Dr. Anika Grey's testimony, extracted during her captivity, broke across news channels worldwide that evening. The details of Project ECHO—a clandestine government initiative to develop methods of emotional control for military applications—shocked the nation. Photos of children with electrodes attached to their heads. Clinical notes describing induced trauma responses. And the names—so many names—of those who hadn't survived the "treatments."

Two weeks later, I stood before her grave for the first time. The simple headstone read only her name and dates: Elizabeth Patterson. Nothing of the gentle mother she'd been, nothing of how she'd tried to shield me from my father, nothing of how she'd died "accidentally" when I was only nine years old.

Eve placed wildflowers on the stone, her fingers lingering on the carved letters.

"Mom would be proud of you," she said quietly. My

I closed my eyes, trying to conjure any memory of my mother's voice. There was nothing but an echo of warmth, a sensation rather than a sound.

When I opened my eyes again, Olivia was walking toward us across the cemetery lawn, her hair catching the late afternoon sun. A beacon in the darkness that had been my life for so long.

She stopped beside me, her hand finding mine. Her parents had been sentenced that morning—Five years for child endangerment and conspiracy. They had willingly placed Olivia in Project ECHO, monitoring her emotional development while systematically neglecting her at home. The perfect control subject, they'd called her in their notes.

"How are you feeling?" I asked her.

"Free," she answered simply. "Sad. Angry. Relieved. All at once."

I understood perfectly.

The three of us stood there as the sun began to set, casting long shadows across the graves. Survivors of something that should never have existed. Broken, but healing.

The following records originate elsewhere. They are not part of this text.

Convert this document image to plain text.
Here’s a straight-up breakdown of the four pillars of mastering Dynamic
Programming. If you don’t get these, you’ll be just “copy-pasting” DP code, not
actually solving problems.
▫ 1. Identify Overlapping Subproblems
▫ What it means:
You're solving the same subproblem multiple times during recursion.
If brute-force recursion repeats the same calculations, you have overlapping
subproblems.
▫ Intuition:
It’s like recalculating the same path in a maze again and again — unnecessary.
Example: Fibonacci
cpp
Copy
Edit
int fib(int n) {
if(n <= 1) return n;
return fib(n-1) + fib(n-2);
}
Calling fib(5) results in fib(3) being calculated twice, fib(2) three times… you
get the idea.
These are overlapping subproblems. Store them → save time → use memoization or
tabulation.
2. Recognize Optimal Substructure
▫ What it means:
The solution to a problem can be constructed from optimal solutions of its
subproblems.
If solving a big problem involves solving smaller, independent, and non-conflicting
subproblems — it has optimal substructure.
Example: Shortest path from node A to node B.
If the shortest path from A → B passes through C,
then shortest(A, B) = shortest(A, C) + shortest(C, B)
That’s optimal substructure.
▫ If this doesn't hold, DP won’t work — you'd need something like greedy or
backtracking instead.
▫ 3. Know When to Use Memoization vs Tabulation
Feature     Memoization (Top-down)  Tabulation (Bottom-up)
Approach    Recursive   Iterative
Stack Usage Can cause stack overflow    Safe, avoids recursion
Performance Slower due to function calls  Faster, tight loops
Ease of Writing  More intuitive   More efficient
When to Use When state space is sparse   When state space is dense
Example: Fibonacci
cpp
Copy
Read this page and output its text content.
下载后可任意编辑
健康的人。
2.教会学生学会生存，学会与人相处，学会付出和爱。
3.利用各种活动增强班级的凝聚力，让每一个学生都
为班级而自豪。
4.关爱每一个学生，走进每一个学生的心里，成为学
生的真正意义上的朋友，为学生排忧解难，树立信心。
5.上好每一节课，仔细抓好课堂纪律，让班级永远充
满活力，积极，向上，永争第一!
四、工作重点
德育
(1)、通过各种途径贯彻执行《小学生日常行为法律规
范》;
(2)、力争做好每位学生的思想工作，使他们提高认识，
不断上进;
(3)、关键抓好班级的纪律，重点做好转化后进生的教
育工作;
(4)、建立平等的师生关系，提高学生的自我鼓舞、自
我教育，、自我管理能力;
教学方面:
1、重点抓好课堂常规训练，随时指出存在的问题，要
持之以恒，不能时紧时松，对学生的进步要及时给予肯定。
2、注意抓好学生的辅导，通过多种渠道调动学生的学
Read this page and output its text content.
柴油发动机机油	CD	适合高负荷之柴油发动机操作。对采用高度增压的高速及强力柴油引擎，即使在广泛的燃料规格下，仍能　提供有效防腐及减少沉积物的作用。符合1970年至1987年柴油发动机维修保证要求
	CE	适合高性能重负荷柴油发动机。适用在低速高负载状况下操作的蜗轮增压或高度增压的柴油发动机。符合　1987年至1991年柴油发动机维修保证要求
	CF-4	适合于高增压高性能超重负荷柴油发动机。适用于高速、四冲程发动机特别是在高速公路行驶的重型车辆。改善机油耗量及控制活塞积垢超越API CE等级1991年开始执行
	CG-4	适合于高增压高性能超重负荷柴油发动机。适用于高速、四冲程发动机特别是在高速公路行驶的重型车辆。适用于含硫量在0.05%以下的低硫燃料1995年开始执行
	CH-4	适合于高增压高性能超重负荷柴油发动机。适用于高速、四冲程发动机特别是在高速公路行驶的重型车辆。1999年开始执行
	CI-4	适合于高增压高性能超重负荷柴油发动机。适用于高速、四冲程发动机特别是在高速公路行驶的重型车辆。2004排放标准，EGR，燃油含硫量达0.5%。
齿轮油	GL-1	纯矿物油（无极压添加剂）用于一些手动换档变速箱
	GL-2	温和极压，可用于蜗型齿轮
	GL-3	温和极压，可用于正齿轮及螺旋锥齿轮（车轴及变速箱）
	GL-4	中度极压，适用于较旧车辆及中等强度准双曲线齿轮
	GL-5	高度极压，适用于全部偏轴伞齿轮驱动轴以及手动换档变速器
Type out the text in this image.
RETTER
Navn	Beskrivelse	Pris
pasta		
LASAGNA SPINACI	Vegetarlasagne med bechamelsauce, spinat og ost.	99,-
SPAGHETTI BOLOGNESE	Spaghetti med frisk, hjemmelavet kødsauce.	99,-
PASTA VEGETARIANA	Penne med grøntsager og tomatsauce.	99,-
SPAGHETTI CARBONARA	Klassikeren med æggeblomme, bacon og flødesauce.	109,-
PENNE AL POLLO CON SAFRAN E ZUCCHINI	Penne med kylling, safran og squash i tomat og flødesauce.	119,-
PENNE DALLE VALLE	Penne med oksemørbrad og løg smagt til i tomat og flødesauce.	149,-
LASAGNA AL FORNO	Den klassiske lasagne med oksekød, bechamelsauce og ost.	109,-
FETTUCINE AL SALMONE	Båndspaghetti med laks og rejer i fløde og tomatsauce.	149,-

"What happens now?" Eve asked.

I looked at Olivia, who had already started establishing a foundation to find and support other victims of the project. There were hundreds scattered across the country, many unaware of what had been done to them. Many still suffering from the emotional conditioning they'd endured.

"Now we help others like us," I said. "We rebuild what they tried to destroy."

As we walked back toward the car, I felt Olivia's hand tighten around mine. Behind us, Vince waited by his vehicle, his face a mask of contained grief. Earlier that day, he had visited Maya's grave—his fiancée whom my father had brutally murdered years ago. His battle against Project ECHO had begun with her death.

"Sebastian," Olivia whispered, stopping me before we reached the others. "I want you to know something."

I turned to her, this woman who had found me at my darkest moment, who had helped me piece together the fragments of my past, who had stood beside me as we brought the whole corrupt system crashing down.

"You are nothing like him," she said fiercely. "Nothing. Your father tried to create a weapon. Instead, he created his own downfall."

I drew her close, feeling her heartbeat against mine. Steady. Alive. Real.

"We're free now," I whispered, the words both a statement and a question.

She nodded against my shoulder. "We're free now."

As we walked together toward the waiting cars, toward Eve and Vince, toward whatever uncertain future awaited us, I felt something unfamiliar bloom in my chest. Not happiness, exactly. Something more fragile. More precious.

Hope.

The sun dipped below the horizon, painting the sky in shades of orange and purple. Behind us, my mother's grave stood silent witness to a promise unspoken but firmly made: that her death, and all the suffering caused by Project ECHO, would not be in vain.

We would make sure of it.

We were free now, and we would use that freedom to ensure no one else ever had to fight for theirs the way we had fought for ours.

Dawn was coming. And for the first time in my life, I wasn't afraid to face it.